Knowledge Distillation

Knowledge distillation transfers capabilities from a large, high-performing model to a smaller, more efficient one by training the student on the teacher's output distributions rather than raw labels.

Instead of learning from one-hot correct answers, the student learns the full probability distribution over all possible outputs that the teacher produces. A "cat" image might receive 0.7 probability for the cat class and 0.25 for dog, and the student internalizes why those relative probabilities matter. The soft targets capture dark knowledge: relationships between classes and confidence calibration that plain labels cannot express.
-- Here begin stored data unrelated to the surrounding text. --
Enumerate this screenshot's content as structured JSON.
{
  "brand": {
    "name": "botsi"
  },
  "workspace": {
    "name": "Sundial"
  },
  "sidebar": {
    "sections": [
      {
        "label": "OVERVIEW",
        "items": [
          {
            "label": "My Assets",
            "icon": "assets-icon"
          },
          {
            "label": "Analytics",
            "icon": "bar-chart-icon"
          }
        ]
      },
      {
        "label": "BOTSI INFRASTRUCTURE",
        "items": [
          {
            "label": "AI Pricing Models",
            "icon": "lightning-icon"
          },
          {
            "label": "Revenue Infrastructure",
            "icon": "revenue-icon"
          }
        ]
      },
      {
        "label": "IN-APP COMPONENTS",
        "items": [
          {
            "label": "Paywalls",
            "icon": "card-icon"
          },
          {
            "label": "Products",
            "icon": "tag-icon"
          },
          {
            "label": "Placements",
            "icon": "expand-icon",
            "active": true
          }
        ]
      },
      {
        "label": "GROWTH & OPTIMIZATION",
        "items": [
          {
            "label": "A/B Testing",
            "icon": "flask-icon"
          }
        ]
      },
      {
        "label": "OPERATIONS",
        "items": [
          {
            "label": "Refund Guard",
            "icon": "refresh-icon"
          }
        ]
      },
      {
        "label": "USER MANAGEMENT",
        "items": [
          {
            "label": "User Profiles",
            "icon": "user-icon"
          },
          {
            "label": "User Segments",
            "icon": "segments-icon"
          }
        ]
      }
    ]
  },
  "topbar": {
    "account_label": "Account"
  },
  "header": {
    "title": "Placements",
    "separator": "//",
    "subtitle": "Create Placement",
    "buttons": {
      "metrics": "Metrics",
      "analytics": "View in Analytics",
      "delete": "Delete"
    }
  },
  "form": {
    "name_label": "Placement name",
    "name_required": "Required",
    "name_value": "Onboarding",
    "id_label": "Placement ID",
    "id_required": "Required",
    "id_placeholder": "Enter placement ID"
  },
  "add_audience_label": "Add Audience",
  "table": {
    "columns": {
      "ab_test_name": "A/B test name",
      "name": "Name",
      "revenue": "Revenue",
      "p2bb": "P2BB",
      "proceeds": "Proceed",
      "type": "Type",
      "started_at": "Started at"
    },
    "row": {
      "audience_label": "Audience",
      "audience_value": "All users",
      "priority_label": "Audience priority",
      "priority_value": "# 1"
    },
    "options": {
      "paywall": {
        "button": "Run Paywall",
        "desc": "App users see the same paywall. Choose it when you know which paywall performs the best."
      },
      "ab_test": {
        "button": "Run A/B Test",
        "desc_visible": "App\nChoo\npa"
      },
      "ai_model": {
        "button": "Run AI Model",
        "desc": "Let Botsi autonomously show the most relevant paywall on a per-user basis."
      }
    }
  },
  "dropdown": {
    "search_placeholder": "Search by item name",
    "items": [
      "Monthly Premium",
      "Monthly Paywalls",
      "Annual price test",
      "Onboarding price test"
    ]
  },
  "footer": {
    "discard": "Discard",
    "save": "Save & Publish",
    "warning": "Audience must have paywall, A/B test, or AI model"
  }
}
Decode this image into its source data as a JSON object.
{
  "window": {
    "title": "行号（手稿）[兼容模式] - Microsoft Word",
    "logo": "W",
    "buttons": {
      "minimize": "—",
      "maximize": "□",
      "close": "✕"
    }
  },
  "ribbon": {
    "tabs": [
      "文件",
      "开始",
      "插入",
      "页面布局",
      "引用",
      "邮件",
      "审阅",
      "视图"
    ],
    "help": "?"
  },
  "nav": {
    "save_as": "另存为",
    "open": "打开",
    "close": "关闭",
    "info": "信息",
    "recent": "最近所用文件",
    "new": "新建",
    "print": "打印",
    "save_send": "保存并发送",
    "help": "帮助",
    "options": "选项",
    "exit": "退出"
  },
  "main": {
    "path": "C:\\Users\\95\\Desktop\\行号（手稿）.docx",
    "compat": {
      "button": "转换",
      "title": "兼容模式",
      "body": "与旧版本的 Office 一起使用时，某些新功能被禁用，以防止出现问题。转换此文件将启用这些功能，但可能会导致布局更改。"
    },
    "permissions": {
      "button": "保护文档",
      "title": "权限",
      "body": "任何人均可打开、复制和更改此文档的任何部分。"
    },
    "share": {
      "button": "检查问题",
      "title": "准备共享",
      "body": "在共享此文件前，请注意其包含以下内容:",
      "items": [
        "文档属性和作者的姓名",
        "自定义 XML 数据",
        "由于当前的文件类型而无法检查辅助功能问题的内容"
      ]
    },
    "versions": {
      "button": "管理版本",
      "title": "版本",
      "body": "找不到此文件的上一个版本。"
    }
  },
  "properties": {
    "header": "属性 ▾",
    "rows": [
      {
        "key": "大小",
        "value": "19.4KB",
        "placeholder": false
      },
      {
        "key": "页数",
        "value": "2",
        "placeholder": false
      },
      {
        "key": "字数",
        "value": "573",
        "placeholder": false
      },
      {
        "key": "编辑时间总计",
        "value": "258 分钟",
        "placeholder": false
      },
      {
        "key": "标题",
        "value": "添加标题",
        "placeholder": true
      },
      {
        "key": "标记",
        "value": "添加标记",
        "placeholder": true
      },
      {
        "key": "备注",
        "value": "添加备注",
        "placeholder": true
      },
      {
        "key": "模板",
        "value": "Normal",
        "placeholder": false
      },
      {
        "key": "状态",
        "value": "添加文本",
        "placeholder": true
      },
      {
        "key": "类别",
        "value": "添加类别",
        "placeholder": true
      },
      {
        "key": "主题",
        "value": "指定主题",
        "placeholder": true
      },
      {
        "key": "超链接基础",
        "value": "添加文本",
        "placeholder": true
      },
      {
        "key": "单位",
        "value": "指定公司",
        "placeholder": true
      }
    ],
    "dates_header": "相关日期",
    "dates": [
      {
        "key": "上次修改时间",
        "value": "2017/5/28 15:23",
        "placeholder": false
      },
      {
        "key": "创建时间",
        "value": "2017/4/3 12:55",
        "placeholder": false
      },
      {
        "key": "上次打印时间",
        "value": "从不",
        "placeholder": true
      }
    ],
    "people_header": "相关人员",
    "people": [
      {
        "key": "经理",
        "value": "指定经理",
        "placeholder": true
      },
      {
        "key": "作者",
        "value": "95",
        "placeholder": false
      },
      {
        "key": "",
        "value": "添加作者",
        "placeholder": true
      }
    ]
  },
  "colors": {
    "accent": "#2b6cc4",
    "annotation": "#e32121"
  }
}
Modern approaches often combine temperature-scaled softmax outputs with contrastive learning signals to preserve both the teacher's predictions and learned representations.

Distilled models can achieve 90–95% of the teacher's performance while requiring substantially less compute and memory, but performance gaps remain for rare or ambiguous cases where the teacher's probability distributions are themselves uninformative. The teacher must be substantially larger and more capable than the student for the knowledge transfer to be meaningful, and the student inherits any biases present in the teacher.

The theoretical conditions under which dark knowledge is maximally useful for a student are not fully characterized. Whether certain knowledge types — factual, procedural, stylistic — distill more effectively than others remains an open empirical question. The relationship between teacher-student capacity ratio and downstream task performance is not yet captured by reliable scaling laws.